First Pharaonic-era inscription found in Saudi Arabia

Archaeologists excavating the ancient oasis town of Tayma in northwestern Saudi Arabia have uncovered the first pharaonic inscription in the country, the cartouche of Pharaoh Ramses III, on a mountain face.

Incription of Ramses III cartouche in Tayma“The rock was bearing an inscription of King Ramses III, one of the kings who ruled ancient Egypt from 1192 B.C.to 1160 B.C.,” said SCTA Vice President for Antiquities and Museums Ali Ibrahim Al-Ghabban at a news conference on Sunday at the Commission on National Museum.

Al-Ghabban said the discovery was made in July. Since then researchers have posited that Tayma was on an important land route between the western coast of Arabia and the Nile Valley. Recent discoveries at the site prove Tayma was inhabited as far back as the Bronze Age (2,000 B.C.). The trade route has been used by caravans for centuries to carry goods such as incense, copper, gold and silver.

The rockface inscription was probably a sign to travelers on the trade route helping them find their way to Tayma.

The trade route crossed Egypt from the Nile Valley through the Gulf of Suez and the Sinai peninsula, then through Jordan at Aqaba and down to Tayma. Inscriptions of Ramses III have been found at various stops on the ancient route. This is the first one found in Saudi Arabia because historically the country has been ambivalent about its pre-Islamic past.

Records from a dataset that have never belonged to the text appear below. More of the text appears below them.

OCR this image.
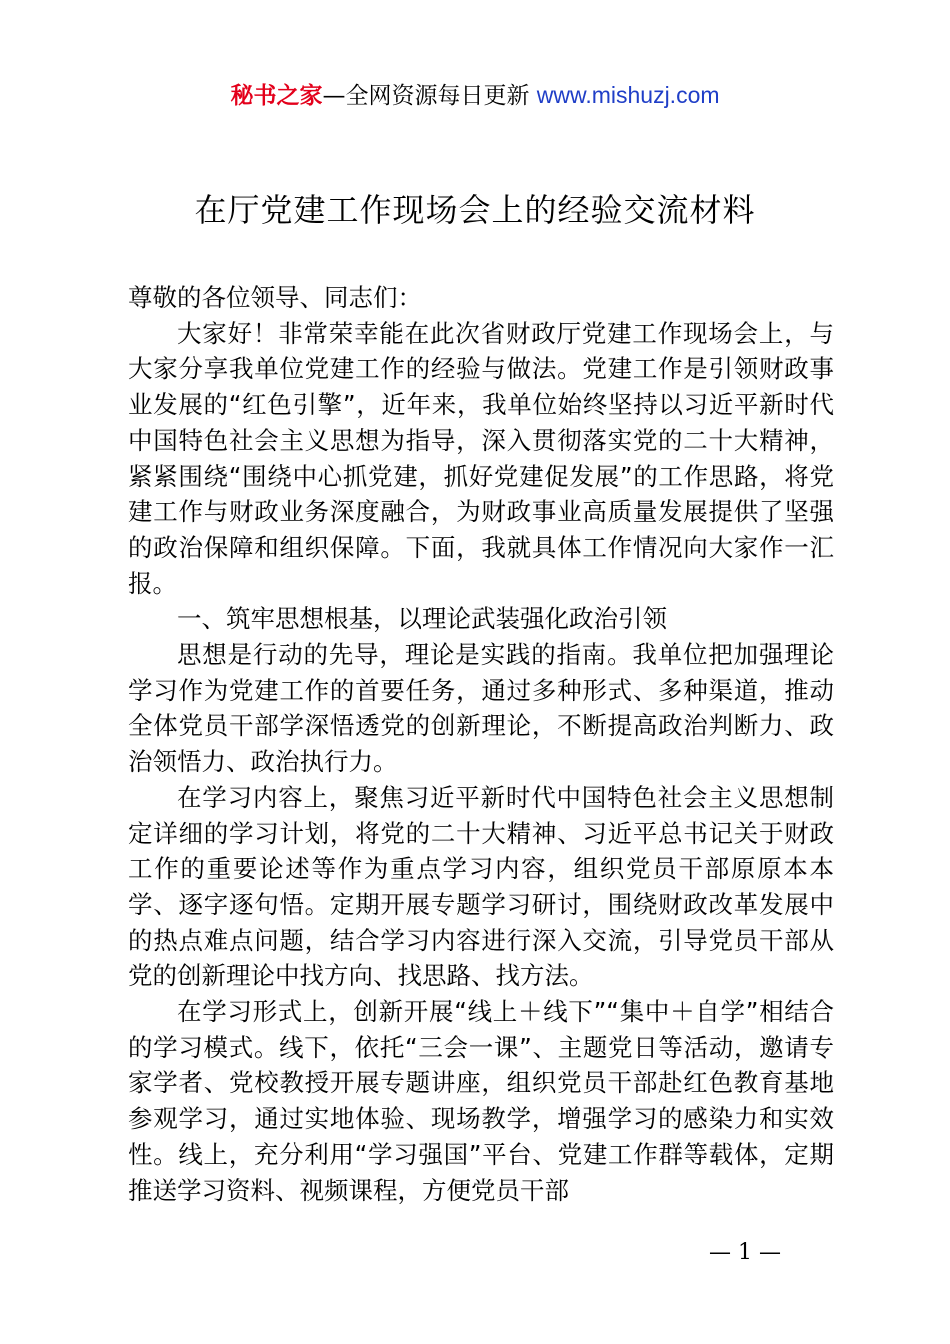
秘书之家—全网资源每日更新 www.mishuzj.com
在厅党建工作现场会上的经验交流材料

尊敬的各位领导、同志们：

大家好！非常荣幸能在此次省财政厅党建工作现场会上，与大家分享我单位党建工作的经验与做法。党建工作是引领财政事业发展的“红色引擎”，近年来，我单位始终坚持以习近平新时代中国特色社会主义思想为指导，深入贯彻落实党的二十大精神，紧紧围绕“围绕中心抓党建，抓好党建促发展”的工作思路，将党建工作与财政业务深度融合，为财政事业高质量发展提供了坚强的政治保障和组织保障。下面，我就具体工作情况向大家作一汇报。

一、筑牢思想根基，以理论武装强化政治引领

思想是行动的先导，理论是实践的指南。我单位把加强理论学习作为党建工作的首要任务，通过多种形式、多种渠道，推动全体党员干部学深悟透党的创新理论，不断提高政治判断力、政治领悟力、政治执行力。

在学习内容上，聚焦习近平新时代中国特色社会主义思想制定详细的学习计划，将党的二十大精神、习近平总书记关于财政工作的重要论述等作为重点学习内容，组织党员干部原原本本学、逐字逐句悟。定期开展专题学习研讨，围绕财政改革发展中的热点难点问题，结合学习内容进行深入交流，引导党员干部从党的创新理论中找方向、找思路、找方法。

在学习形式上，创新开展“线上＋线下”“集中＋自学”相结合的学习模式。线下，依托“三会一课”、主题党日等活动，邀请专家学者、党校教授开展专题讲座，组织党员干部赴红色教育基地参观学习，通过实地体验、现场教学，增强学习的感染力和实效性。线上，充分利用“学习强国”平台、党建工作群等载体，定期推送学习资料、视频课程，方便党员干部

— 1 —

Official Saudi history begins in the seventh century A.D. with the advent of Islam, and some people think ancient artifacts are representations of just the kind of idols that the Prophet Muhammad destroyed when he conquered Mecca. Prince Al-Waleed bin Talal, however, nephew of King Abdullah and President of the Saudi Commission for Tourism and Antiquities (SCTA), has been actively working to develop Saudi Arabia’s archaeological patrimony, establishing links with overseas museums like the Louvre and allowing both local and international archaeologists to excavate Saudi’s wealth of ancient trade routes and desert cities.

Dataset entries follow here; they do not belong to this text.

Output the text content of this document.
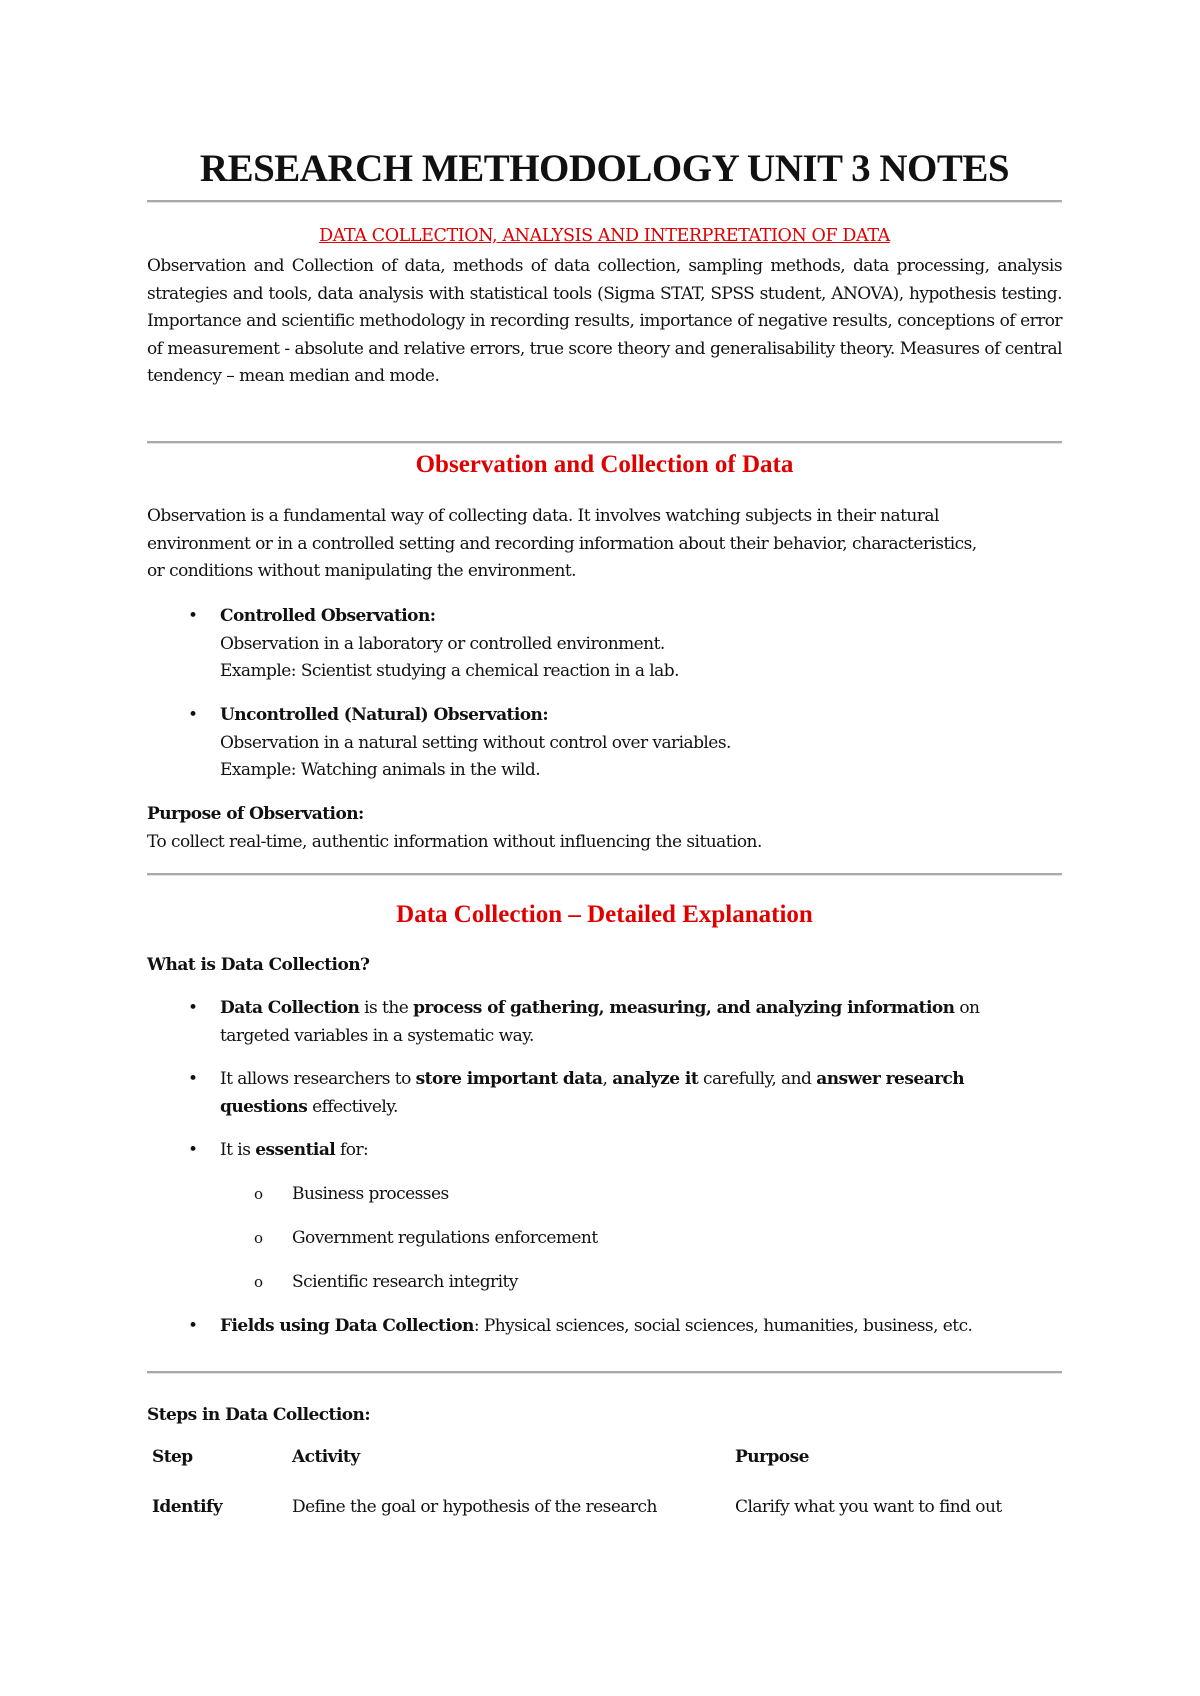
RESEARCH METHODOLOGY UNIT 3 NOTES

DATA COLLECTION, ANALYSIS AND INTERPRETATION OF DATA

Observation and Collection of data, methods of data collection, sampling methods, data processing, analysis strategies and tools, data analysis with statistical tools (Sigma STAT, SPSS student, ANOVA), hypothesis testing. Importance and scientific methodology in recording results, importance of negative results, conceptions of error of measurement - absolute and relative errors, true score theory and generalisability theory. Measures of central tendency – mean median and mode.

Observation and Collection of Data
Observation is a fundamental way of collecting data. It involves watching subjects in their natural
environment or in a controlled setting and recording information about their behavior, characteristics,
or conditions without manipulating the environment.
• Controlled Observation:
Observation in a laboratory or controlled environment.
Example: Scientist studying a chemical reaction in a lab.
• Uncontrolled (Natural) Observation:
Observation in a natural setting without control over variables.
Example: Watching animals in the wild.
Purpose of Observation:
To collect real-time, authentic information without influencing the situation.
Data Collection – Detailed Explanation
What is Data Collection?
• Data Collection is the process of gathering, measuring, and analyzing information on
targeted variables in a systematic way.
• It allows researchers to store important data, analyze it carefully, and answer research
questions effectively.
• It is essential for:
o Business processes
o Government regulations enforcement
o Scientific research integrity
• Fields using Data Collection: Physical sciences, social sciences, humanities, business, etc.
Steps in Data Collection:
Step	Activity	Purpose
Identify	Define the goal or hypothesis of the research	Clarify what you want to find out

In 2005, he donated $23 million to the Louvre’s department of Islamic art, which then reciprocated by setting up an exhibition at the National Museum in Riyadh showcasing 150 masterpieces from the Louvre’s Islamic collection. Just this fall the Louvre in Paris put on an exhibition of 320 pre-Islamic Saudi artifacts, a full two thirds of which had never been displayed before due to the uneasy relationship between Saudi Arabia and it’s ancient past. The Louvre cleaned and restored all the pieces before returning them, so it’s been quite the productive relationship thus far.

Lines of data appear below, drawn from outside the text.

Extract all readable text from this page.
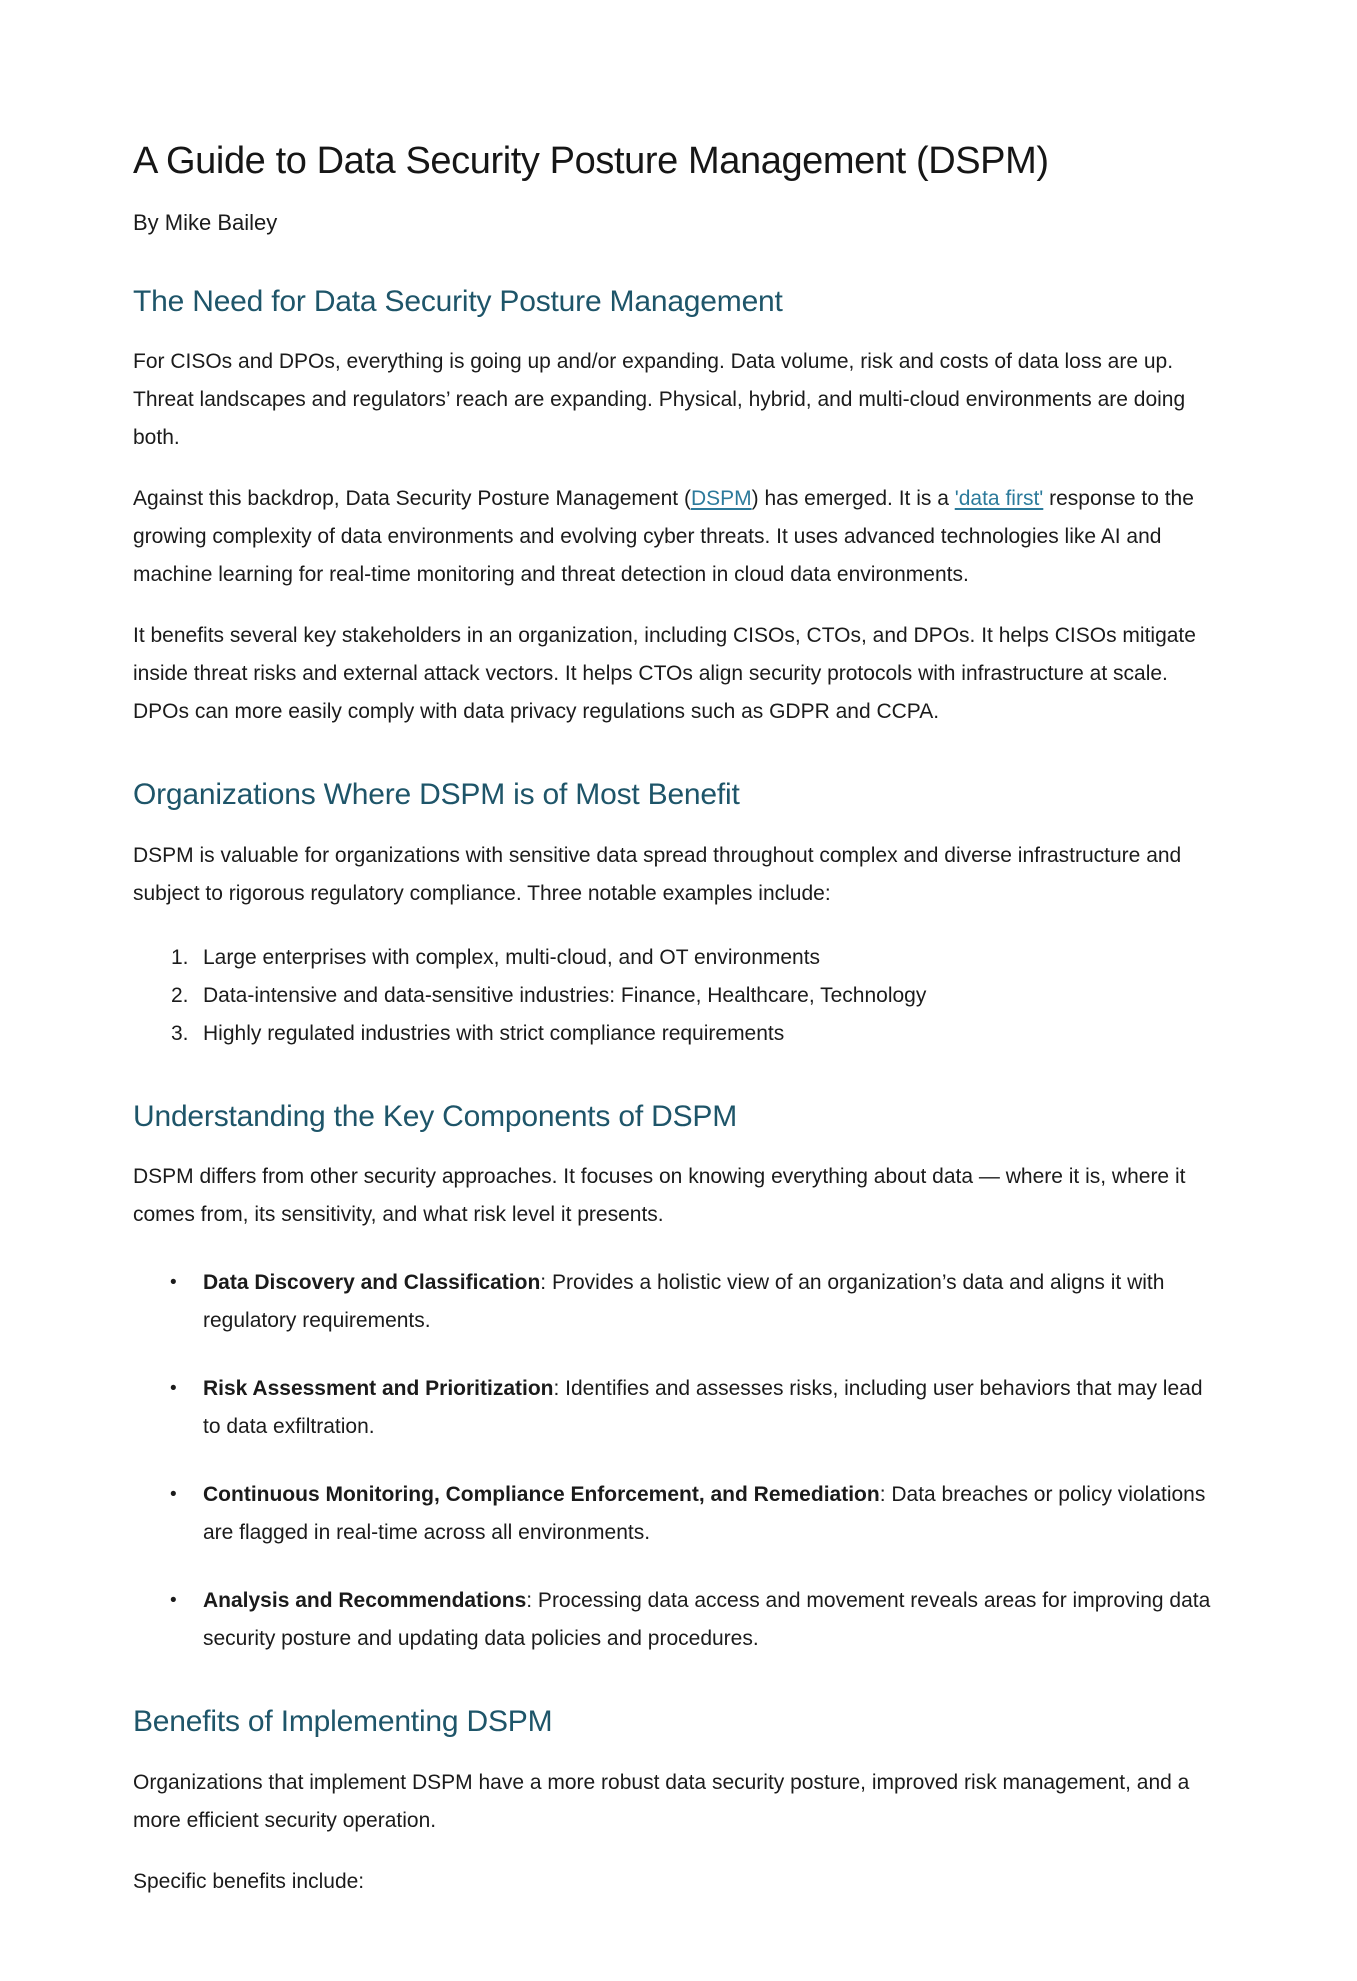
A Guide to Data Security Posture Management (DSPM)

By Mike Bailey

The Need for Data Security Posture Management

For CISOs and DPOs, everything is going up and/or expanding. Data volume, risk and costs of data loss are up. Threat landscapes and regulators’ reach are expanding. Physical, hybrid, and multi-cloud environments are doing both.

Against this backdrop, Data Security Posture Management (DSPM) has emerged. It is a 'data first' response to the growing complexity of data environments and evolving cyber threats. It uses advanced technologies like AI and machine learning for real-time monitoring and threat detection in cloud data environments.

It benefits several key stakeholders in an organization, including CISOs, CTOs, and DPOs. It helps CISOs mitigate inside threat risks and external attack vectors. It helps CTOs align security protocols with infrastructure at scale. DPOs can more easily comply with data privacy regulations such as GDPR and CCPA.

Organizations Where DSPM is of Most Benefit

DSPM is valuable for organizations with sensitive data spread throughout complex and diverse infrastructure and subject to rigorous regulatory compliance. Three notable examples include:

1. Large enterprises with complex, multi-cloud, and OT environments
2. Data-intensive and data-sensitive industries: Finance, Healthcare, Technology
3. Highly regulated industries with strict compliance requirements
Understanding the Key Components of DSPM

DSPM differs from other security approaches. It focuses on knowing everything about data — where it is, where it comes from, its sensitivity, and what risk level it presents.

•	Data Discovery and Classification: Provides a holistic view of an organization’s data and aligns it with regulatory requirements.
•	Risk Assessment and Prioritization: Identifies and assesses risks, including user behaviors that may lead to data exfiltration.
•	Continuous Monitoring, Compliance Enforcement, and Remediation: Data breaches or policy violations are flagged in real-time across all environments.
•	Analysis and Recommendations: Processing data access and movement reveals areas for improving data security posture and updating data policies and procedures.
Benefits of Implementing DSPM

Organizations that implement DSPM have a more robust data security posture, improved risk management, and a more efficient security operation.

Specific benefits include:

This discovery is therefore not just a major find illustrating Tayma’s pivotal role in ancient trade, but also indicates Saudi Arabia’s nascent embrace of its ancient past. SCTA official Dr. Ali Ibrahim al Ghabban made the case rather boldly at the press conference announcing the find:

“This is the first royal inscription found, and not just for anyone, for one of the most important kings. This is the past, the history of the country, and we give the same importance to all of it and people understand that this is historical evidence.”